Community Workshop: Transnational narratives in colonial Italy

CEIPES ETS implements the community workshop on transnational narratives – Colonial Italy, envisaged in the WP3, D3.2 on the 13th of November 2023. 

The Community Workshop on Italian colonialism engaged two high school classes attending the last year of the oldest grammar high school of Palermo, ‘Liceo Classico Vittorio Emanuele II’. 

The agenda of the event was the following: 

  • Introduction of SOLREM project 
  • Introduction of the workshop 
  • Italian colonialism 
  • Mithys and reasons of colonialism 
  • Afrodiscendent literature 
  • Connections between past and present 
  • Feedback and conclusions 

Speakers: 

Francesca Morganella 

Alessia Gambino 

Sefora Giaimo

The activity was divided in three different parts, each one was presented respectively by Francesca Morganella, Alessia Gambino and Sefora Giaimo, CEIPES ETS collaborators, who have a background in Political Science and History. 

The presentations were structured as explained below. 

At the beginning an ice-breaking game with a ball made the participants get to know each other. 

Then, a mentimeter quiz addressed general questions to the students related to Italian colonialism to understand the general level of knowledge of the topic. 

Francesca Morganella provides a definition of colonialism and she started presenting a map of the African countries that witnessed Italian Colonialism. 

Then, the presentation got deeper in history, dividing Italian colonialism in three historical phases related to specific dates. 

Thus, the first one was 1885-1896, from the landing at Massawa (Eritrea) up to the defeat at Adua (Ethiopia), then headed by Crispi, in fact Italy’s colonial history was rooted in imperialist ambitions, so much so that after the unification of the country, the first interests were manifested in the Suez Canal, in a land that later took the name of Eritrea. The first phase ended in March 1896 with the defeat at Adua – 4,500 italioan soldiers dead and 1,500 wounded. 

The second phase is known as ‘Giolittian’, with Giolitti as prime minister, during 1911-1912 there was an occupation war in Libya. The country was of great interest to Italy because it represented a land beyond the Mediterranean. It had great support in the country. After the conquest of two lands, Cyrenaica and Tripolitania, internal penetration was strongly hindered by the Arabs and came to a halt in 1915, only to resume during Fascism. Later, the Italians would try again hard during fascism. 

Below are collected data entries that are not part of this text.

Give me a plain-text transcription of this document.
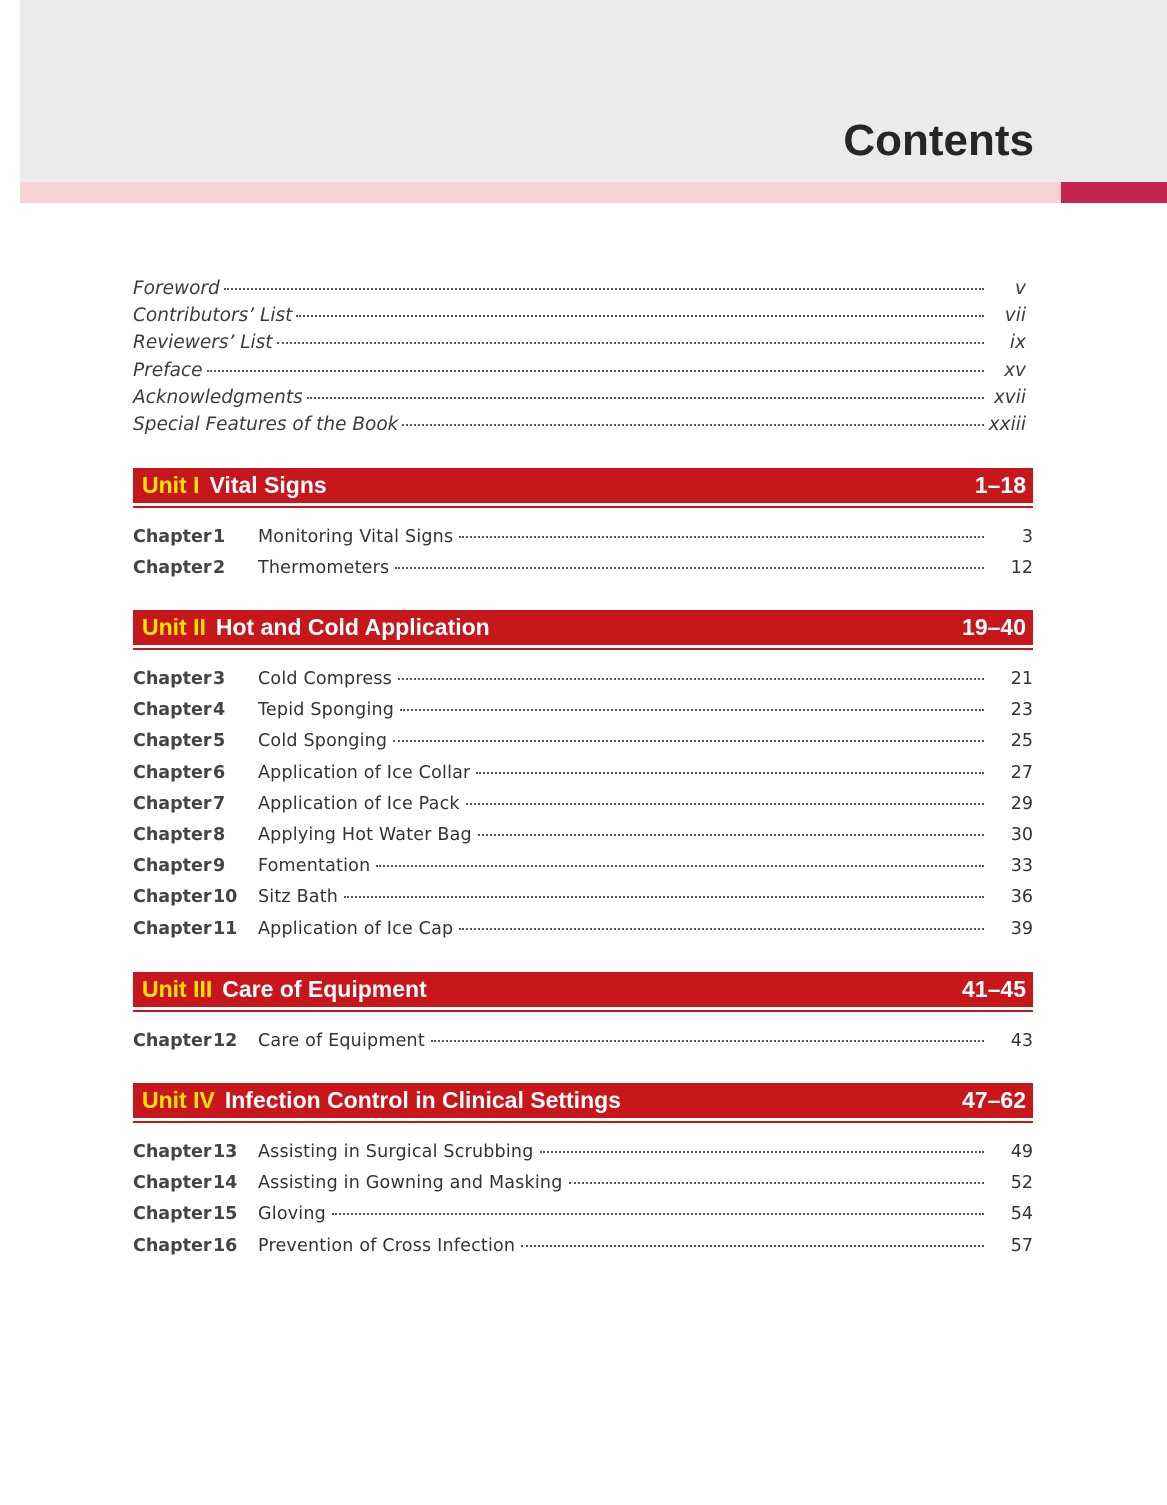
Contents
Foreword	v
Contributors’ List	vii
Reviewers’ List	ix
Preface	xv
Acknowledgments	xvii
Special Features of the Book	xxiii
Unit I Vital Signs	1–18
Chapter 1	Monitoring Vital Signs	3
Chapter 2	Thermometers	12
Unit II Hot and Cold Application	19–40
Chapter 3	Cold Compress	21
Chapter 4	Tepid Sponging	23
Chapter 5	Cold Sponging	25
Chapter 6	Application of Ice Collar	27
Chapter 7	Application of Ice Pack	29
Chapter 8	Applying Hot Water Bag	30
Chapter 9	Fomentation	33
Chapter 10	Sitz Bath	36
Chapter 11	Application of Ice Cap	39
Unit III Care of Equipment	41–45
Chapter 12	Care of Equipment	43
Unit IV Infection Control in Clinical Settings	47–62
Chapter 13	Assisting in Surgical Scrubbing	49
Chapter 14	Assisting in Gowning and Masking	52
Chapter 15	Gloving	54
Chapter 16	Prevention of Cross Infection	57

The third and final phase was that of Ethiopia, 1935-36, in which Italy finally obtained its empire and the A.O.I. Italia Orientale Africana was born. 

Contemporary Italy was about to lose World War II and had to abandon all occupied countries that had been liberated by the Allies and slowly became independent. The last one was Somalia, which only became independent in the 1960s. 

We had a Mentimeter Quiz. 

Alessia Gambino, CEIPES ETS project manager, then spoke about the demystification of the myths of Fascism and Italian colonialism. 

She explained the difference between historical reasons, such as diplomacy, international reputation, politics and demographic needs; and propagandistic reasons, referring to the ethical task of European states to bring civilization to backward African populations dominated by barbaric customs. In addition, the geostrategic arguments, control of the Suez Canal and the Red Sea, the Mediterranean; the historical arguments, e.g. Libya was Roman and therefore must become Italian again; the right of conquest for Italian missionaries and explorers; finally, the economic arguments, according to which colonial territories are rich but unused, so intervention is necessary. 

Then, it moved on to myths. The most common is the reference to the ‘Italians good people’, which gave the event its name. It is based on the widespread idea that Italian soldiers are anti-war, recalcitrant to acts of violence and oppression, bearers of civilisation and goodness at heart, just like the entire Italian people, dragged into the war, victims of events. 

Thanks to the historian Del Boca, this myth turned out to be hollow and true to history. Then, the massacres, the use of illegal gas, the concentration camps are all well documented. Nocra, for example, is the least known and largest concentration camp of the colonial period. 

The last part of the workshop focused on Italian Afro-descendant literature, through the poems and novels of Somali-Italian writers Igiaba Scego and Ubah Cristina Ali Farah, while Sefora Giaimo brought attention to post-colonial writers. 

Furthermore, the last discussion concerned a new bill, to establish a day of remembrance to commemorate the victims of Italian colonialism, some 700,000 Africans, on 19 February, the anniversary of the beginning of the massacre of the civilian population of Addis Ababa in 1937.